Die Polizei kommt fast immer zu spät, aber wenn sie da ist, geht sie unangemessen brutal vor. Am Rand der Kämpfe fällt ein scharfer Polizeihund ein unbeteiligtes

Punkmädchen in der Zuschauermenge an, der Polizist zieht seinen Hund von der blutenden Frau weg und geht einfach weiter. Das Sondereinsatzkommando nimmt gruppenweise Punks fest, darunter eine 28 Jahre alte Kinderkrankenschwester mit roten Haaren, die vergebens darauf beharrt, daß sie hier wohne. Auch sie muß sich, obwohl sie sich friedlich abführen läßt, gefesselt auf den mit zerbrochenen Flaschen übersäten Boden legen, mit dem Gesicht nach unten direkt in den Scherben. Schon am Freitag schlägt die Stimmung der Anwohner gegen die Polizisten um. Selbst die Nachbarn, die am Morgen noch gefordert haben, "daß da endlich mal einer hart durchgreifen muß", rufen im

Sprechchor "Aufhören! Aufhören!" - an die " Adresse der Polizisten, die mit Wasserwerfern auch gegen die Wohnungen unbeteiligter Mieter vorgehen. "Wir kennen doch die Leute, die hier wohnen", sagt eine 82 Jahre alte Rentnerin verstört, das sind Studenten, Angestellte, die tun doch nichts." Der Nachbar, der direkt gegenüber wohnt, reißt die Fenster weit auf. Während die Polizei unter seinem Fenster scheinbar wahllos Punks festnimmt, beschallt er den ganze Straßenzug mit einem Protestsong: "Freude schöner Götterfunken, alle Menschen werden Brüder. . ."

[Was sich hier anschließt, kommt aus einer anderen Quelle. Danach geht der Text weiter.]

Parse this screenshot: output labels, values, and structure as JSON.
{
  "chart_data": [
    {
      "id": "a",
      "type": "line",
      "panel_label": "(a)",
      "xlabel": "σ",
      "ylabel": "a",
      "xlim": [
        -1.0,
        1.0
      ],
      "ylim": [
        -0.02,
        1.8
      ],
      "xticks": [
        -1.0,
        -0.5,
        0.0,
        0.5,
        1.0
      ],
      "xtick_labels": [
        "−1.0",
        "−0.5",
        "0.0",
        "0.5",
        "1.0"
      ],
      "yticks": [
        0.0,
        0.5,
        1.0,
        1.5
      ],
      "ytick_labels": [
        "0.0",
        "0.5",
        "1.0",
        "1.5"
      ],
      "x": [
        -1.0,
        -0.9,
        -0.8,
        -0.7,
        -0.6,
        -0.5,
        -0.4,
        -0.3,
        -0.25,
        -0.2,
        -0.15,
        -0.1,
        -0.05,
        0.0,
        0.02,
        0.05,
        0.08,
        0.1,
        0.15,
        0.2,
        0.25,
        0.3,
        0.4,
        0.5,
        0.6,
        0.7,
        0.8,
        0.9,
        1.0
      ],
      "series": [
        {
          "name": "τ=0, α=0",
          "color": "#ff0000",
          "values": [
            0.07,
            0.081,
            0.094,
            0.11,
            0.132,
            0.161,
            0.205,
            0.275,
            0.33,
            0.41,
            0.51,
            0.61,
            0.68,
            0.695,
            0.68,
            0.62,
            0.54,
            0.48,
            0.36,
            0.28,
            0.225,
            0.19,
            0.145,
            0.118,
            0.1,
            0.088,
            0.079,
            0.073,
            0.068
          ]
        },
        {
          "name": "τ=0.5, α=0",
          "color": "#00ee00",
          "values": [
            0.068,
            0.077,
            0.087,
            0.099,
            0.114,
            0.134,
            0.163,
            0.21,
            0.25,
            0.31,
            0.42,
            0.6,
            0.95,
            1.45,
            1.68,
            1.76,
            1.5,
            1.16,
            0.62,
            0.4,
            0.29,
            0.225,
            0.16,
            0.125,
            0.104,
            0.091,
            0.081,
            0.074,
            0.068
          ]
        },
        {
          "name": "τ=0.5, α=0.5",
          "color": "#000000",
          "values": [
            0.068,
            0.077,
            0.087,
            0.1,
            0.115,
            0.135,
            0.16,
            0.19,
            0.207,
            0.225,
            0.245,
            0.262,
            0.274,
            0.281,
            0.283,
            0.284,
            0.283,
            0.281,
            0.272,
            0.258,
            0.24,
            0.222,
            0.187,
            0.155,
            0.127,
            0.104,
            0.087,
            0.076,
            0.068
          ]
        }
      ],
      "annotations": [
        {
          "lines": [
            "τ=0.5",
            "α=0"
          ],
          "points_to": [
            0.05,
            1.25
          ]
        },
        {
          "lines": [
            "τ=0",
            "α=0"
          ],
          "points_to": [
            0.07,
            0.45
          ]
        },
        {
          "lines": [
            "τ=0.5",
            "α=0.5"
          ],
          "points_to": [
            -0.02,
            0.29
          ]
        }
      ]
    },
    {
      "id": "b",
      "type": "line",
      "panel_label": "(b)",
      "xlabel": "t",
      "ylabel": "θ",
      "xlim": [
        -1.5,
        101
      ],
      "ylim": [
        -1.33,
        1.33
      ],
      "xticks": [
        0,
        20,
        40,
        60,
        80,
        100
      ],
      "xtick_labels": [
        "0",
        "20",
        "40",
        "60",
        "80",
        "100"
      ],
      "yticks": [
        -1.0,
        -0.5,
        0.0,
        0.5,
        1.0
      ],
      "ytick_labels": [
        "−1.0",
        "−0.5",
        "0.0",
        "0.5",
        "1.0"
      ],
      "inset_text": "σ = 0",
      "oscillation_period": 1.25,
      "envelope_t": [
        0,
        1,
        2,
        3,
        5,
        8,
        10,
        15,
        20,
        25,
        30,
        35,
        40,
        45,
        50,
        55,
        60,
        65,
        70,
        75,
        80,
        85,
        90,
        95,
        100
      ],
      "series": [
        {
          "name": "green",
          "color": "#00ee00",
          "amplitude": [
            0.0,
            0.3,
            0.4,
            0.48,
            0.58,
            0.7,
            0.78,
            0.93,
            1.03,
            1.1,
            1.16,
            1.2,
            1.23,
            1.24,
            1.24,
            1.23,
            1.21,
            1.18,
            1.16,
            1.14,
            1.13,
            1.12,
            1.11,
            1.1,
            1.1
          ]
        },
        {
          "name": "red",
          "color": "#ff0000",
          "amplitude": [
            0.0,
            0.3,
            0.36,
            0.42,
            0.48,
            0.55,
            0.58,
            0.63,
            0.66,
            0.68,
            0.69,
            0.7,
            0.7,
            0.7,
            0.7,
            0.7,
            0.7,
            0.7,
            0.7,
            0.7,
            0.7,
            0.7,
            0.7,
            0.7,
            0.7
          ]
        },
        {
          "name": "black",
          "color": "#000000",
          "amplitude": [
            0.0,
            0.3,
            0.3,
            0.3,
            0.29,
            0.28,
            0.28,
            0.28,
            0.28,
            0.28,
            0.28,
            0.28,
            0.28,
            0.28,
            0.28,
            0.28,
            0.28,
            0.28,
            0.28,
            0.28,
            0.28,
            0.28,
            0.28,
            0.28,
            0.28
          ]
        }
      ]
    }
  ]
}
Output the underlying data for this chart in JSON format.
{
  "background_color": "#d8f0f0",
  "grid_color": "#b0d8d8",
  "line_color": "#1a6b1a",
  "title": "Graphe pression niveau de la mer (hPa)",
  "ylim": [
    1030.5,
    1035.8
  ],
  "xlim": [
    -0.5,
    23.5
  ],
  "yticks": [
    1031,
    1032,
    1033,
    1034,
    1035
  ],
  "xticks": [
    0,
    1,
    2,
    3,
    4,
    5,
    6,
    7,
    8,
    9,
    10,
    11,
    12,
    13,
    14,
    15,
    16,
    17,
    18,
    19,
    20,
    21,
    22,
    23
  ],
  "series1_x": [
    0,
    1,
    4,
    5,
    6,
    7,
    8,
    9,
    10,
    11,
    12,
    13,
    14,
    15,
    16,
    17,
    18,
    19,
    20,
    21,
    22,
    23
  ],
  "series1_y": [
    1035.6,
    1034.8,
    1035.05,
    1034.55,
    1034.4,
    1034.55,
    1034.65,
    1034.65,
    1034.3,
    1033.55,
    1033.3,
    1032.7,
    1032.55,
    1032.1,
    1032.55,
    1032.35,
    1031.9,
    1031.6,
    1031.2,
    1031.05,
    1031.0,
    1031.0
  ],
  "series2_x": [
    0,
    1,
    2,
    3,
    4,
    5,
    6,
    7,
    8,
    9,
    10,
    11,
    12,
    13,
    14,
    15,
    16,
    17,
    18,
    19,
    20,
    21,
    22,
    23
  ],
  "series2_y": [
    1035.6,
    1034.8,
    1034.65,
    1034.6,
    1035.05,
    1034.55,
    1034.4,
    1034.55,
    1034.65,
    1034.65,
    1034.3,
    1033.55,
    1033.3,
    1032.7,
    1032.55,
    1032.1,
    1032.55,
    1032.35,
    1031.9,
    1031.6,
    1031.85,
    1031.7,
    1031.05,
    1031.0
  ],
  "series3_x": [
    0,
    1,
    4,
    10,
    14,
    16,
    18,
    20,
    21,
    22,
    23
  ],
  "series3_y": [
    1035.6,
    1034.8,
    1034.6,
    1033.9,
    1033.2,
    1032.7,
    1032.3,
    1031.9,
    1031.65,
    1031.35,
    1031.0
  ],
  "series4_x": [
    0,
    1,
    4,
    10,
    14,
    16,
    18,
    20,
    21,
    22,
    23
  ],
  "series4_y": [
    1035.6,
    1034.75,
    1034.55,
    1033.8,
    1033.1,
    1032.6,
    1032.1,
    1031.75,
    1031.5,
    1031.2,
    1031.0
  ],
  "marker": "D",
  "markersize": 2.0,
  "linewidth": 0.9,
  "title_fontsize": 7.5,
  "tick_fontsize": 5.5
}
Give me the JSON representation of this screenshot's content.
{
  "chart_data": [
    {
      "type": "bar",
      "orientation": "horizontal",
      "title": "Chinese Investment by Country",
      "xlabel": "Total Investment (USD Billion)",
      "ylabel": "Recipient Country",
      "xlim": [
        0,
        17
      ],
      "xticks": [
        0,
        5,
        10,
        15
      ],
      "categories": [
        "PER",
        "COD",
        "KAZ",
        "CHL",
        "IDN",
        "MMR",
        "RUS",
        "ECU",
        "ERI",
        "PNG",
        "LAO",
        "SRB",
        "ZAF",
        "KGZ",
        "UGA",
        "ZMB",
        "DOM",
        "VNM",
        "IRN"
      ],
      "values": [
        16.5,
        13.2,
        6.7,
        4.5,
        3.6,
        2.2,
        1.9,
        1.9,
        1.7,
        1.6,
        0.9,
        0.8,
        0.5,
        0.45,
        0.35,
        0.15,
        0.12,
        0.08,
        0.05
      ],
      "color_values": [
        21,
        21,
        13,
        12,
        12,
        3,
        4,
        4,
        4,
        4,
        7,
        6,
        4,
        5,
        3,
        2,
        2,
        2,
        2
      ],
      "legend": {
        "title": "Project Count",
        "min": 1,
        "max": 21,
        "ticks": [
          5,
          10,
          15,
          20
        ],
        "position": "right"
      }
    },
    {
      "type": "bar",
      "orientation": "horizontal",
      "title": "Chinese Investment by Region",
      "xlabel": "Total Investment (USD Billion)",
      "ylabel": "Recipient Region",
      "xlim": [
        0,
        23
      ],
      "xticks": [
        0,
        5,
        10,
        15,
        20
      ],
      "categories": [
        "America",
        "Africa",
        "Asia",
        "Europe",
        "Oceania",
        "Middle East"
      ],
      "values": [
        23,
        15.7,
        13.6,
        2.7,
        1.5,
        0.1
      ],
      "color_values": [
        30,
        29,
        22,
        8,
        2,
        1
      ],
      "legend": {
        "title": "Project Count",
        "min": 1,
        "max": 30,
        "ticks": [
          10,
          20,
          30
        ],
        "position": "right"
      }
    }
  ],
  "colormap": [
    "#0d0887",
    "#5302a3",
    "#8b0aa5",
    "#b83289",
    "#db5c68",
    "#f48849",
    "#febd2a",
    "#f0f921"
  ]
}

Kirsche kann es selbst kaum glauben, daß "die Bullen sich von uns so provozieren lassen, jedes Jahr wieder, das ist so großartig, daß es gar nicht zu fassen ist". Mit Haarspray, Zuckersaft und Farbe zwirbelt sie ihre kurzen, roten Stachelhaare wieder in Form, bevor sie ihren grünen Militärrucksack schultert und in Richtung Autobahn zum Trampen marschiert. Das Wochenende war für sie ein "voller Erfolg: Wir haben gezeigt, daß der Punk nicht tot ist. Ihr müßt wieder mit uns rechnen."